I’ve been working on some stats pulling from The Blue Alliance’s new BigQuery database, pulling all the data from every single year into my own postgres database that I will release eventually. That’s over 380MB of data, 113k matches, 28k awards, 5.9k teams, 1.5k events and 2.6M (yes, million) match score breakdown elements. The code that drives it can be seen here
To get into the meat of it, I’ve compiled the ‘standardized scores’ for each event since 2002 and put them on a map. These are computed by the formula (X - avg(year)) / stddev(year), where X is the match score per alliance.
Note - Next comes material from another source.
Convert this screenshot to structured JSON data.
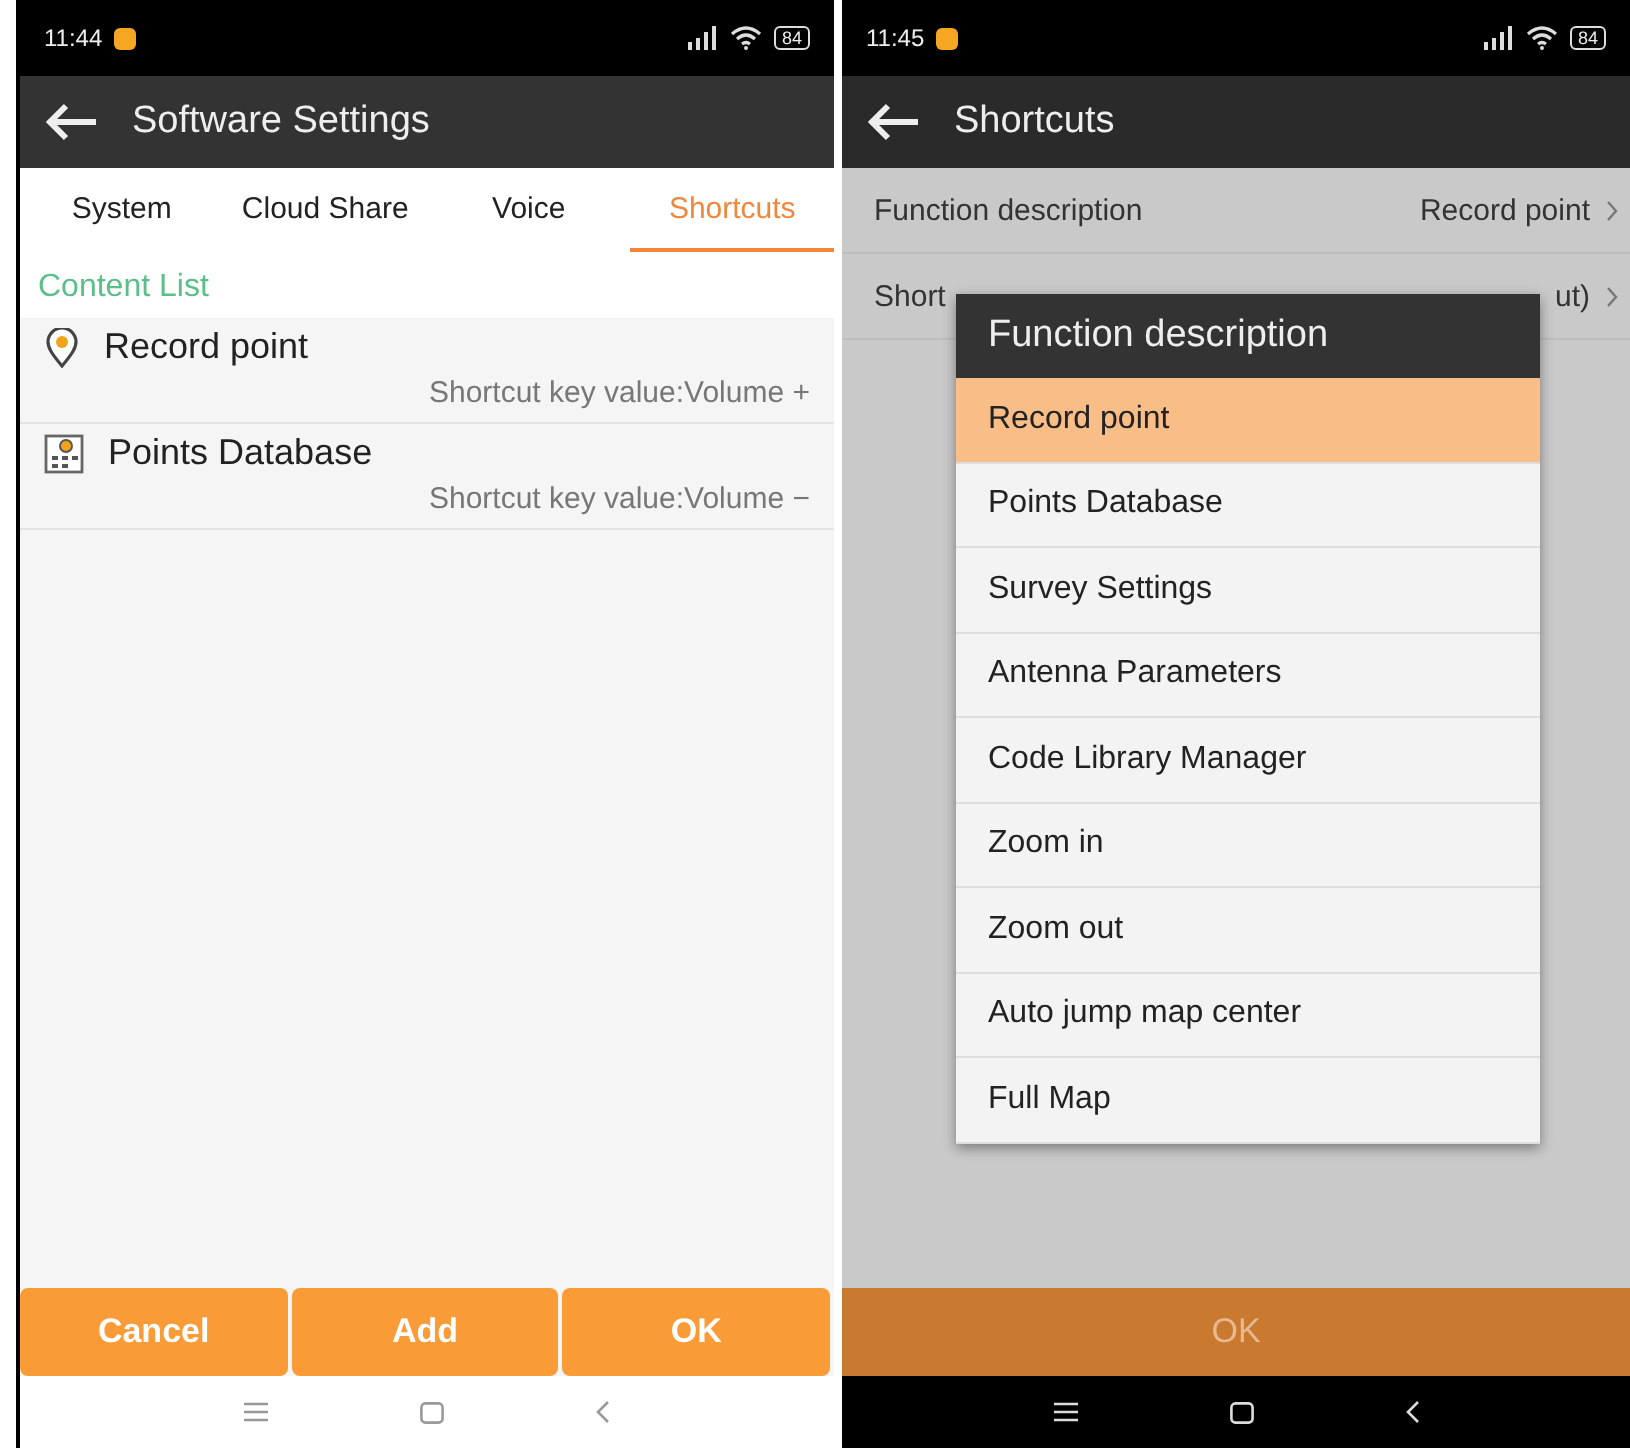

Those are averaged together for each event.
Bigger, more blue dots represent stronger scores, while smaller, more orange dots represent weaker scores.
I’ve also isolated the scores for 2017 and sorted them into districts (continental US / Canada only, gray = no district / offseason event).
To make it a bit easier to visualize, I’ve averaged out the standardized scores for each region and colored the regions accordingly (orange = weaker, blue = stronger)
… and the average (over lifetime) for the entire period of 2002 - 2017.
A while back, I compiled the scores/OPR/etc for Kansas teams. Not as systematically, as done here, but to see what teams could be considered the best at playing a particular year’s game. In that question, you do have to account for strength of the event attended, which I think isn’t necessary here because it is basically looking for the event strength and then combining that for the state-wide (or other geographical) average.
One thought is looking at the other parameters for scoring the event, which could give a greater insight into the difference in play styles between regions, if any, and also the progression of the meta-game. Of course, some of these are less accessible or more intensive to calculate than score. Also, there can be some inconsistency between years which makes interpreting them less robust than the score.
The maps look good, but I am sad that Missouri is boosted by the championship effect. I am wondering how money and time play into all this. Also, maybe team retention. I’d figure that for the most part that scores (game success) are better with more regional financial support, better retention, and older teams, but at the same time, there may be some instances where younger teams/regions are doing better, who knows.